J'ai essayé à travers cette alchimie du vide et du plein, du « néo-vide » et du « néo-plein », d'exprimer quelque chose qui serait de l'ordre de la terreur, au sens où on peut rapporter ce mot à tout sentiment que l'homme éprouve en face d'une totalité pleine et imperméable à tout ce qui représente pour elle un ordre inconnu ou menaçant pour sa position hégémonique et privilégiée. C'est en ce sens que l'on peut concevoir le trait commun de la terreur propre à la relation à l'autre dans le cadre de la nature religieuse de l'altérité, et celui de la terreur qui régit profondément les idéologies nationalistes et ethnocentristes néo-coloniales. Dans la mesure où le fondamentalisme religieux comme le néo-colonialisme ou le nationalisme néo-patriarcal présentent une triangulaire de terreur qui ne laisse aucun vide possible où puissent venir s'inscrire les rêves de la jeunesse arabe sortie manifester contre trop-plein, dans lequel ils se sentaient étouffés et noyés. Projetant le printemps arabe dans une impasse, ou ni la destitution des polices politiques, ni la lutte contre la corruption, ni l'installation de « démocratures », ( terme inventé par un mouvement marginal danois pour illustrer la démocratie initiée par l'OTAN, sous forme de démocraties de façades à coups de bombes à uranium appauvri), n'aurons d'impacte significatif sur la sortie de crise.

 C'est une illusion très naïve, de la part de ceux qui adhèrent à des discours de compromis, dans la perspective d'exorciser ce qui, chez l'autre, induit cette terreur. Or, ce, qui induit cette terreur, est précisément le vide qui y a été préalablement projeté, c'est-à-dire sa néantisation, son évidement de toute sa substance voire de toute son humanité. C'est pour cela que cet exorcisme n'a pas de fin, qu'il est sans fin, qu'il alimente indéfiniment la terreur et la persécution qui en découle.

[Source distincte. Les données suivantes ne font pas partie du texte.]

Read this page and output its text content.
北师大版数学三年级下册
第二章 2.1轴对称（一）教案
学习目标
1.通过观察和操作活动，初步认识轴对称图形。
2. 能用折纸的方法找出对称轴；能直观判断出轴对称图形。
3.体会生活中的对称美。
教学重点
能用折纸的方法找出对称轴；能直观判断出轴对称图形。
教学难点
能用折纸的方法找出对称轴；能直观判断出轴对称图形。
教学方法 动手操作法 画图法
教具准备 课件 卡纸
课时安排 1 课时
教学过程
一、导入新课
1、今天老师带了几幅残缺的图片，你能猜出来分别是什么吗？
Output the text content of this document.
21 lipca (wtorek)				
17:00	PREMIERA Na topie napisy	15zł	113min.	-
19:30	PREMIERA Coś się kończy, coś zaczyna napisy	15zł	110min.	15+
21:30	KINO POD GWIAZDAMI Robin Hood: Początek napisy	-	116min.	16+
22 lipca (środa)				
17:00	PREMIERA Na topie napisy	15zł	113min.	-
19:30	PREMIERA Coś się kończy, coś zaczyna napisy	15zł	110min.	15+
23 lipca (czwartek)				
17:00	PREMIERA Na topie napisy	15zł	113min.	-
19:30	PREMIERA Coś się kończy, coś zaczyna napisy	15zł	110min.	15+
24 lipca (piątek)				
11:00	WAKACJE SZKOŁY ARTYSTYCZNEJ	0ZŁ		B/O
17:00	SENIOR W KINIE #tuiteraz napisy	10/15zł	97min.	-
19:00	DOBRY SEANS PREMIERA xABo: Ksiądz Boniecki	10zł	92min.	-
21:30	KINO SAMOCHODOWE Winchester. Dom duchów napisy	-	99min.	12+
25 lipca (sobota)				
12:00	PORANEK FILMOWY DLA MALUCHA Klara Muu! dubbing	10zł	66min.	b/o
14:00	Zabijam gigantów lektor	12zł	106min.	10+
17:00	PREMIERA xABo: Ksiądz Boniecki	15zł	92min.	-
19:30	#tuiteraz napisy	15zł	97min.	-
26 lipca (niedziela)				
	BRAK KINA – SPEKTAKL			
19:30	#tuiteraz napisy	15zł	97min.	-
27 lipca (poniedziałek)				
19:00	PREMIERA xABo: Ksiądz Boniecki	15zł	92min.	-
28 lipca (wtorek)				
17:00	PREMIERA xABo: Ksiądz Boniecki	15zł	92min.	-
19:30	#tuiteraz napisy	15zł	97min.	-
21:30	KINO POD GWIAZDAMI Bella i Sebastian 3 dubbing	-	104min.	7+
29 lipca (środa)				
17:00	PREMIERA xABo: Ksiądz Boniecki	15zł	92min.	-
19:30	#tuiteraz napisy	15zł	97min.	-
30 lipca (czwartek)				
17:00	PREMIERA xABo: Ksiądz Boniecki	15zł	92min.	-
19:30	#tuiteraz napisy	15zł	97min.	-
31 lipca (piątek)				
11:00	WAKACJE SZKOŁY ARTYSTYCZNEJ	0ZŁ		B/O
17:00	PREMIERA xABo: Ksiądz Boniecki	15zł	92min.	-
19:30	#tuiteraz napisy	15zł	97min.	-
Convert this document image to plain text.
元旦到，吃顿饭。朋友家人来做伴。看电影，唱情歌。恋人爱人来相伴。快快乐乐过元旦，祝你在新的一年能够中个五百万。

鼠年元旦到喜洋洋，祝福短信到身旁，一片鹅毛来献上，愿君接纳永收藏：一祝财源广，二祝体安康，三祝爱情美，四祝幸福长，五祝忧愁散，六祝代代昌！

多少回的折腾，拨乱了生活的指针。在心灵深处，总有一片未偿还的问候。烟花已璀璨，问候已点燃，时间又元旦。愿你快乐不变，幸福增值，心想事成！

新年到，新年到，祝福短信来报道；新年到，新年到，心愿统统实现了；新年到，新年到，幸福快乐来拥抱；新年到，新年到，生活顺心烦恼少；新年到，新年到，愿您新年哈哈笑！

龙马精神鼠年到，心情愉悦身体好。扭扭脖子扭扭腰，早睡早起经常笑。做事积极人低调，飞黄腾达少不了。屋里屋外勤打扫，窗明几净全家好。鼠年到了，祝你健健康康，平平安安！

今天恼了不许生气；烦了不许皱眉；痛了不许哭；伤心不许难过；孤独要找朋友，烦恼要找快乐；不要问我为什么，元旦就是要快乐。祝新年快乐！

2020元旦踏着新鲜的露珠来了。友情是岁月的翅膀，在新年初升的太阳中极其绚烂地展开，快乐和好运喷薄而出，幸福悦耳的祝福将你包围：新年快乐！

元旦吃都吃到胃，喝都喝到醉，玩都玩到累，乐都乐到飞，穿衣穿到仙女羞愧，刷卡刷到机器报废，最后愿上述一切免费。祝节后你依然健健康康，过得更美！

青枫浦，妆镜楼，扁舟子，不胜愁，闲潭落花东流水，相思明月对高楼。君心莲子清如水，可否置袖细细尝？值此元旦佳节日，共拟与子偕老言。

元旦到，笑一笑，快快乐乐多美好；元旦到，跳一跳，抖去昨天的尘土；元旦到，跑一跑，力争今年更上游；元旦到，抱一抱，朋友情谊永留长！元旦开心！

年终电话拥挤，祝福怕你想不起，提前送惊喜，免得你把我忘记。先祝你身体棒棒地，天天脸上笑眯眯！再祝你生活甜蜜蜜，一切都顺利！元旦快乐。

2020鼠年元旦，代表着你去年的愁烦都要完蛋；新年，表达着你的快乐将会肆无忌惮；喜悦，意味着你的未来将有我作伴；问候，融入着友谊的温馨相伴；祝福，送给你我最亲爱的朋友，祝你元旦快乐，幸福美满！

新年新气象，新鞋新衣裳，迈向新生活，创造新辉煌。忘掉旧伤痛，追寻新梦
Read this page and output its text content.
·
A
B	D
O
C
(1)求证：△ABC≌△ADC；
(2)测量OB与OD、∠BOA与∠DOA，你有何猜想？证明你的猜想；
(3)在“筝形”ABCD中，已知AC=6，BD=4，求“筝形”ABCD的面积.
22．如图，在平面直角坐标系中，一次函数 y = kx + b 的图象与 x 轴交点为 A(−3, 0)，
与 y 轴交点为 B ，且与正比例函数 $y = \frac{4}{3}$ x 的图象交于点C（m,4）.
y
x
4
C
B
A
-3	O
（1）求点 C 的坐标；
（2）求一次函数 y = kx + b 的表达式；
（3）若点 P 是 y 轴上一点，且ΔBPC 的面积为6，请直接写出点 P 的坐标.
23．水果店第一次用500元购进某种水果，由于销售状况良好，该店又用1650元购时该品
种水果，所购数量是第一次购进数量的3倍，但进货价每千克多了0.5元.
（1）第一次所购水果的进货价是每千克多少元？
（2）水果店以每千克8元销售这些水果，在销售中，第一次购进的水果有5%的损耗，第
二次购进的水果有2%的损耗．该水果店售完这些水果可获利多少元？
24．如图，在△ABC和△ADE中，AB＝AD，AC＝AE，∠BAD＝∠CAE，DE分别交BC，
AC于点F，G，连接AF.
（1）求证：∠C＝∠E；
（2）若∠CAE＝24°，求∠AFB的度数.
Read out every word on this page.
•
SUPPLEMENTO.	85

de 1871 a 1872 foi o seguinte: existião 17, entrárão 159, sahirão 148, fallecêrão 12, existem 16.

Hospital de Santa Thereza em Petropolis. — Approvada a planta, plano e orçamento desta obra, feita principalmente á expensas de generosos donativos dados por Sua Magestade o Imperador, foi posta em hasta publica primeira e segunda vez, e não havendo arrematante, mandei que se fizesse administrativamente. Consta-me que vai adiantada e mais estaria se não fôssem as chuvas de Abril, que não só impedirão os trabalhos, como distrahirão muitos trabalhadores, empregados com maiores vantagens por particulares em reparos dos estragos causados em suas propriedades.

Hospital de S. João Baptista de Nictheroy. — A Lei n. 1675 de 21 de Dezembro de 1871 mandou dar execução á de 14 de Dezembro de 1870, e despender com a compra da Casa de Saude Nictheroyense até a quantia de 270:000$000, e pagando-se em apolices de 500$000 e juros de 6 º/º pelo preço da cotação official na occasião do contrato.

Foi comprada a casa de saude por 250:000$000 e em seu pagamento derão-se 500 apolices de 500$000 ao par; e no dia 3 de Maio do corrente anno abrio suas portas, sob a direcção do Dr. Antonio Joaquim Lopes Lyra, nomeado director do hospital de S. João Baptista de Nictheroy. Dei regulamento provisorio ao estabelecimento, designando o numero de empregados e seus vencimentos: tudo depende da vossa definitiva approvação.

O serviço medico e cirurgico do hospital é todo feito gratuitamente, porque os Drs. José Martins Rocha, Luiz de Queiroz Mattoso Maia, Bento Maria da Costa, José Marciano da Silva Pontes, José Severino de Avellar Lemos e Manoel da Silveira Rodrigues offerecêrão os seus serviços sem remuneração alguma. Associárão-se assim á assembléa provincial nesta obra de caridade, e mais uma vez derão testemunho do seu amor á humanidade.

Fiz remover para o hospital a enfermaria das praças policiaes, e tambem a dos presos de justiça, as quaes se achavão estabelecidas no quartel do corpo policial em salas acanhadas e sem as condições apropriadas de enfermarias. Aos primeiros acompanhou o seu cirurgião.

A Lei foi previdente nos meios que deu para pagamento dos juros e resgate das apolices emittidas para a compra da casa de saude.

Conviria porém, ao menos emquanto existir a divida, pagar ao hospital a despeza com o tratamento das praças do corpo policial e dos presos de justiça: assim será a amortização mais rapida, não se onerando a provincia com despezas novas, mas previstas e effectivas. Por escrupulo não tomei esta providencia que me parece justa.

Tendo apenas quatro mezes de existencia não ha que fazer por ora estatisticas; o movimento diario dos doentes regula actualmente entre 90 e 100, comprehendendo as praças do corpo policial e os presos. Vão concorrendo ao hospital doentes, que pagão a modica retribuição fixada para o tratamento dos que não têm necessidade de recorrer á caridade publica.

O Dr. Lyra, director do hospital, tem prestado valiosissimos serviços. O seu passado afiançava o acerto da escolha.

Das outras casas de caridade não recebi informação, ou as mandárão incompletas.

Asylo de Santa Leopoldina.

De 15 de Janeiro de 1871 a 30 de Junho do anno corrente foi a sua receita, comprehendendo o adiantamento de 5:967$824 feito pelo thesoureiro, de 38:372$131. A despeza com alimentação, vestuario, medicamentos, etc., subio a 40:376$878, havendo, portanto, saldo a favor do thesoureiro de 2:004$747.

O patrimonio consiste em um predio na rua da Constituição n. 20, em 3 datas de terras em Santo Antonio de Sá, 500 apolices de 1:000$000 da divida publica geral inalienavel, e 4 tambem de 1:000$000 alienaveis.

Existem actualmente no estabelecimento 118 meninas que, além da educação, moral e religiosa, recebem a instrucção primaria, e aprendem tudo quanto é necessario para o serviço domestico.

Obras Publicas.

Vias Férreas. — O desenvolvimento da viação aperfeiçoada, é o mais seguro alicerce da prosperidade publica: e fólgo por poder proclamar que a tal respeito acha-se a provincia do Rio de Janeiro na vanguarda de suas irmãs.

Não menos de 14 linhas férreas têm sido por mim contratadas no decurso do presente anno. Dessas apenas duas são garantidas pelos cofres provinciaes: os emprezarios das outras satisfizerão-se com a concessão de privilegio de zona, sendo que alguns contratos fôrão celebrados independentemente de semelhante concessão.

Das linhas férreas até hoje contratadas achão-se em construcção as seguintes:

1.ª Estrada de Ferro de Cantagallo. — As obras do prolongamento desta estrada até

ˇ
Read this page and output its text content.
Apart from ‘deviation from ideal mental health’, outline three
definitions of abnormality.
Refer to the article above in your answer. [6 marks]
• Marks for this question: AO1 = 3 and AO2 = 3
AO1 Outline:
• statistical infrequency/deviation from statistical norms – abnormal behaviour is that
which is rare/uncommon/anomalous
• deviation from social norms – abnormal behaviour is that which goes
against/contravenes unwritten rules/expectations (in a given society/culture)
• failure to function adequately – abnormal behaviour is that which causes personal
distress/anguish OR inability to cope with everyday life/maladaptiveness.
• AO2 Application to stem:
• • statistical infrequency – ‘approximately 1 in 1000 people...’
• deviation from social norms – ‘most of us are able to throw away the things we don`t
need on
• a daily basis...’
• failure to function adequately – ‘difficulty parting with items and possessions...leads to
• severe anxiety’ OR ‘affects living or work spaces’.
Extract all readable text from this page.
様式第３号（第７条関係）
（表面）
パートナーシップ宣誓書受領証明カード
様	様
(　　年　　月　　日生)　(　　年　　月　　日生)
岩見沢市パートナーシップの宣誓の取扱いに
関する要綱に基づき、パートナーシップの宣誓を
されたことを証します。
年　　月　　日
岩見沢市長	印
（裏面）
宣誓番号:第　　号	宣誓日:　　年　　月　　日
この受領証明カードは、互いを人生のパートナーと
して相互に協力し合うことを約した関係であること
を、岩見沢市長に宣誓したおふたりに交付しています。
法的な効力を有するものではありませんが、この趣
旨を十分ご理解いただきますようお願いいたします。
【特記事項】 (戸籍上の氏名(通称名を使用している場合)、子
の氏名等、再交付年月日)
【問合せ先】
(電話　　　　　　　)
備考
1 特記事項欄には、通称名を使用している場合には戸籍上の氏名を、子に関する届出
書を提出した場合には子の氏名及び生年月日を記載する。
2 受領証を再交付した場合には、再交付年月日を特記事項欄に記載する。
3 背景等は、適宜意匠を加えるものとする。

Ce qui mobilise aujourd'hui le néo-colonialisme dans sa stratégie de gestion du printemps arabe, c'est encore une forme de pensée totalitaire. Que l'on peut discerner les fondements à l'œuvre dans l'historicisme de la philosophie d'Hegel lorsqu'il s'agit de concevoir le lieu d'aboutissement, de parachèvement de l'évolution de l'esprit, dans la pensée occidentale, en tant qu'espace « néo plein ». On pourrait également la voir aujourd'hui à l'œuvre dans la tentative de suprématie de l'idéologie néo-libérale, qui se traduit par l'impérialisme économique, politique et financier où l'Occident tente de préserver les privilèges acquis.

 Mais si on continue le raisonnement dans ce sens, alors cela voudrait dire que ce qui mobilise les stratégies néo-coloniales, néo-patriarcales et celles fondamentalistes religieuses c'est la démobilisation de l'opposition et son manque de détermination à affronter la totalité dans toutes ses manifestations : religieuses, néo-patriarcales et néo-coloniales.